■100京の組み合わせ

──具体的にどのようなサービスが生まれていますか。

 例えば、AR(拡張現実)やVR(仮想現実)を搭載したヘッドセットは色盲の人に配慮した色合いにしています。メタバース上で使う自身の分身のアバターは、目の色や髪形など100京(1兆の100万倍)通りの異なる組み合わせができ、他者と差別化できます。日本では東京大学と連携し、福祉分野で「VR旅行」の取り組みも始まっています。VR体験を通じて社会的な孤独感に苛(さいな)まれる年配者は減るのではないでしょうか。

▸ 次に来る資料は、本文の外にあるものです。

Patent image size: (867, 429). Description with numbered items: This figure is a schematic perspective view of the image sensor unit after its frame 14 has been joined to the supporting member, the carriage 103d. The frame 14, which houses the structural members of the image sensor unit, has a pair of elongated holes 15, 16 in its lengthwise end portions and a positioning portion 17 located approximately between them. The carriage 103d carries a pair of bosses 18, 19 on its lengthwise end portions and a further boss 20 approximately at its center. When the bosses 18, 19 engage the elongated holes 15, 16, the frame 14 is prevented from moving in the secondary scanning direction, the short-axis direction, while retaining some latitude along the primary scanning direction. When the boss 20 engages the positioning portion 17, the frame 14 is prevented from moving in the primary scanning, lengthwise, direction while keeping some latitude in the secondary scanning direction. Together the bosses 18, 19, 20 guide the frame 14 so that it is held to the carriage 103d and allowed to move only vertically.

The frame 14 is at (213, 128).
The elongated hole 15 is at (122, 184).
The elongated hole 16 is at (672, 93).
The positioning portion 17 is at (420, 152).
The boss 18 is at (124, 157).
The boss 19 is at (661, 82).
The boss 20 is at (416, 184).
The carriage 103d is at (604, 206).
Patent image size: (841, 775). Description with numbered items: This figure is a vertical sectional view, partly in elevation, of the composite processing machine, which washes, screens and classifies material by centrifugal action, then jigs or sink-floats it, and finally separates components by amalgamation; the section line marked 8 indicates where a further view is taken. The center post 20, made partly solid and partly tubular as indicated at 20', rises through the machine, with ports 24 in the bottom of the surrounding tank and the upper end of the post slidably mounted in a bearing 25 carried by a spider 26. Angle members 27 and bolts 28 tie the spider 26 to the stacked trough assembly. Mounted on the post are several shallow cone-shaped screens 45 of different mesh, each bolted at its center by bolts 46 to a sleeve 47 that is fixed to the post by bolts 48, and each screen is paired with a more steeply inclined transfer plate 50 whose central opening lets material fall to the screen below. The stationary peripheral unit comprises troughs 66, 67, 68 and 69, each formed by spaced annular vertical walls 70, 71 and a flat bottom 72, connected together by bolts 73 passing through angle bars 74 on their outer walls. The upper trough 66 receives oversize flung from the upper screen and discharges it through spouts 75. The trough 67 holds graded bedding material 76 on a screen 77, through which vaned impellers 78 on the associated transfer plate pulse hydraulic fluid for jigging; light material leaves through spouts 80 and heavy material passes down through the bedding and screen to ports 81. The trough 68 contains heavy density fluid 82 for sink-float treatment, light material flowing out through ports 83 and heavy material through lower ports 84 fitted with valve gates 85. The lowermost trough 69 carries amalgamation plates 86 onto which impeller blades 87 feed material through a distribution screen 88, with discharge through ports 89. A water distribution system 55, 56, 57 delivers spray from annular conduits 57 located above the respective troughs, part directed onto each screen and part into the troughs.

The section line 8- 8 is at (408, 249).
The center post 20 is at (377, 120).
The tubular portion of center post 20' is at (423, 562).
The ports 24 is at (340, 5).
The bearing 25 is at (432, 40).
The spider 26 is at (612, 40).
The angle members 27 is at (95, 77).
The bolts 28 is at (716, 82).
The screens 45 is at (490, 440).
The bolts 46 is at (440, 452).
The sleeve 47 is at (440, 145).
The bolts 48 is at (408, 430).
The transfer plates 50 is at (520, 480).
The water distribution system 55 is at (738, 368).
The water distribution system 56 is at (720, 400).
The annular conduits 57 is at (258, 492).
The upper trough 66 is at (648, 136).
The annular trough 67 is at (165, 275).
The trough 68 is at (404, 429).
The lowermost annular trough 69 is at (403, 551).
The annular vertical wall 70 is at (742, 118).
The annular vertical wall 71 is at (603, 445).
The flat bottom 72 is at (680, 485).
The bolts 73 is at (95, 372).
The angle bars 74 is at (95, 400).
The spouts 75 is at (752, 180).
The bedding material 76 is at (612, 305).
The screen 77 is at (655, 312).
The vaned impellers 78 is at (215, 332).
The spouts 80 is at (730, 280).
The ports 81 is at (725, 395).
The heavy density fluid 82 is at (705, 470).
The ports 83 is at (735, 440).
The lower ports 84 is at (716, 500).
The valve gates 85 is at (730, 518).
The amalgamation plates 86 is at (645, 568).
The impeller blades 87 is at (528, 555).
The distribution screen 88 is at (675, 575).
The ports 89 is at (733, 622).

──最近では、メタは約2万人の従業員を解雇しています。

 個人的につらいと感じています。一方で、より良く、より影響力のある製品の提供に注力するための決断だったとも考えています。多様性のある企業となり、世界中の人々が利用できるサービスを提供するという大目標は変わっていません。

──今後のビジョンを教えてください。

 大前提として、メタバースを使うかどうかは個人の自由であること、そして、仮想空間が現実に取って代わることは起こり得ないと考えています。

 私たちはメタバース事業を始めた当初から、多様性・公平性・包括性を取り入れることを最優先事項に据えてきました。

 将来、すべての人々がメタバースに平等に参画でき、平等に恩恵を受けられる未来になっているはずです。